Several panelists suggested raising the retirement age from 65.
"I love to work – always did," said O'Connor. "Many people of my age feel that way. "
However, she noted the repercussions of raising the retirement age from 60 to 62 in France, where strikes and riots have wracked the nation.
"My goodness, the whole country blew up," she said.
Several panelists stressed the need for more workplace opportunities to defray the cost of a retired population. Rand called for an end to age discrimination in hiring. He said the last few years have seen "100 percent increase in age discrimination [actions], because people can't find jobs."
Sheryl Sandberg, chief operating officer at Facebook, also underscored the importance of keeping people in the workplace, particularly women.
"Corporations have changed a lot" in regard to sexual discrimination, she said. "What hasn't changed quite is the home."
Women still the bear burden of caregiving for elderly parents, and a daughter or daughter-in-law is likely to have that role "three times as much as husbands or brothers," Sandberg said.
With an aging population, she asked, "How many more women does that drive out of the workforce?"
"In Silicon Valley, we're great at technology, but very insularly focused," Sandberg said. "The issues represented here are very real.
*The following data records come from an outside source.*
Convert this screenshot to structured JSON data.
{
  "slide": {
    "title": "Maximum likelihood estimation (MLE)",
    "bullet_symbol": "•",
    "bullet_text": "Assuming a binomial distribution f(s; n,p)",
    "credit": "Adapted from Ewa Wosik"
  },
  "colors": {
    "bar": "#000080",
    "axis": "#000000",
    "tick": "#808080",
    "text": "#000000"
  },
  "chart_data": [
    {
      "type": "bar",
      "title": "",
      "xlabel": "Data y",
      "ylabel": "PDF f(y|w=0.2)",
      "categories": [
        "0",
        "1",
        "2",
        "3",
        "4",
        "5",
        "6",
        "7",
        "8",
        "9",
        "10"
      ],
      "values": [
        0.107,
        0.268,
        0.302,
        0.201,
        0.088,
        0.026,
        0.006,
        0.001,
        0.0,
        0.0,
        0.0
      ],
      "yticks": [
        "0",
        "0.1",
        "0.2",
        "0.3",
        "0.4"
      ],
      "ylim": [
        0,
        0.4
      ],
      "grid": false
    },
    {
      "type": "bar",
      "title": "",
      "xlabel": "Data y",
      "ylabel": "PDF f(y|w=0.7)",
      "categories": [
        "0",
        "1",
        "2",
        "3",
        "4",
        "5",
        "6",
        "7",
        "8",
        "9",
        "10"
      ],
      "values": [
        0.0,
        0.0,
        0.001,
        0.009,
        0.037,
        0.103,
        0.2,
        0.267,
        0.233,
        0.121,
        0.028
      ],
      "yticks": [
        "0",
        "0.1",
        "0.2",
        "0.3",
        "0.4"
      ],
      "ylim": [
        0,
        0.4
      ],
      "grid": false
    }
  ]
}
We know the numbers don't add up."
Issues of longevity underscore inequities in society, and quality of caregiving is largely a function of income.
"If you're physically fit, mentally sharp, and financially secure, you do really well as an old person," Carstensen said. "We know already that people with high levels of education fare very well into very advanced ages."
Neuroscientist and Stanford professor Robert Sapolsky said issues of longevity increasingly have "everything to do with social status – very little to do with who came down with polio or bubonic plague."
More and more, he said, it boils down to "did you pick the right womb?" If, when you arrive at old age, you have a lifetime of being "peripheralized," the years will make "every metaphorical joint arthritic."
During a discussion about obesity in the young, which threatens to add to long-term costs to health care, Sapolsky said we are now facing questions that go beyond the questions raised in traditional research, because of the "totally bizarre disease we deal with – a world of kids getting diabetes."
"When people are feeling unhappy, why do they eat starch?" he asked.
Sandberg, speaking for the "tweeners," struck a hopeful note in the general atmosphere of alarm.
"We think technology can redefine what it means to age," she sad.
She noted that half the boomers have a social networking profile, and that "Facebook can help people watch their grandkids grow up" when great distances divide them.
Carstensen, too, put a characteristically positive spin on the dire statistics.
"We're at a historical point where three, four and five generations may be alive at the same time," she said. "A hundred years ago, 20 percent of kids were orphaned before they were 18."
Often that's framed as a problem, but she asked the audience to imagine a family where grandparents, great-grandparents, and perhaps even great-great grandparents are "all invested in the well-being of the youngest among us."
"It's a fantastic achievement," she said.